Defendants have never explained, however, why it was that, notwithstanding a month elapsed between Plaintiff’s exercise of his option (January 20, 1960) and the completion of the sale (February 23, 1960), Plaintiff was not given access to Salta’s books until after the completion of the sale and the payment of the purchase price. Once Plaintiff exercised the option, there could no longer be any fear that Plaintiff sought the option as a ruse to examine Salta’s books.
A payment made in error can be recovered by the party who made the overpayment.
LSA-C.C. Art. 2301.
“He who receives what is not due to him, whether he receives it through error or knowingly, obliges himself to restore it to him from whom he has unduly received it.”
I cannot draw any difference between Defendants’ responsibility under the warranties for failing to deliver the St. Bernard Bank shares and the vacant lot, on the one hand, and the missing 630 Salta Treasury Shares, on the other hand, as assets of Salta. However, I am firmly convinced that Defendant-Hillery, spokesman with attorney-bookkeepér Potts for Defendants in all the negotiations with Plaintiff, was as well-informed as was Mr. Potts regarding the Treasury Shares warranty.
Express warranties must be fulfilled unless it is shown that warrantee had, or should have had, full and complete knowledge that the warranties were clearly erroneous; or unless the warrantee’s conduct borders» on fraud and ill-practice, which I cannot find present in this case, particularly because warrantee was denied access to the books before exercising his option. Both parties were hard-bargainers, competent businessmen, represented by competent counsel, and should be held to strict compliance with their bargain and warranties.
It must be remembered that Plaintiff is not demanding damages for Defendants’ failure to deliver the 630 Treasury Shares, but seeks only the return of the purchase price paid for such shares, which Defendants failed to deliver as an asset of Salta, along with the other assets listed on the warranted balance sheet.
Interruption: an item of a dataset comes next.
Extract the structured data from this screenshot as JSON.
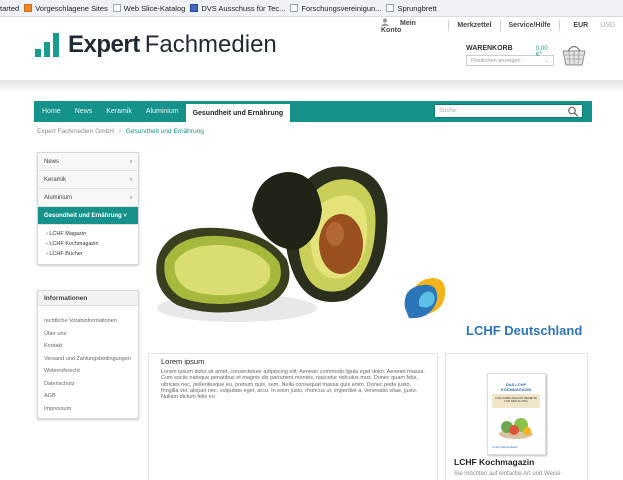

*801It is my opinion that the judgment of the District Court should be affirmed in awarding Plaintiff the $63,000.00, but Defendants should not be cast in solido, each only for his pro rata thereof, to be determined by the percentage the promissory note he received bears to the whole $125,000.00 credit portion of the purchase price paid by Plaintiff; i. e., if a Defendant received 15% of such credit portion, he should be cast in judgment for only 15% of the $63,000.00 judgment; not in solido for the whole.
Rehearing denied; YARRUT, J., is of the opinion that a rehearing should be granted.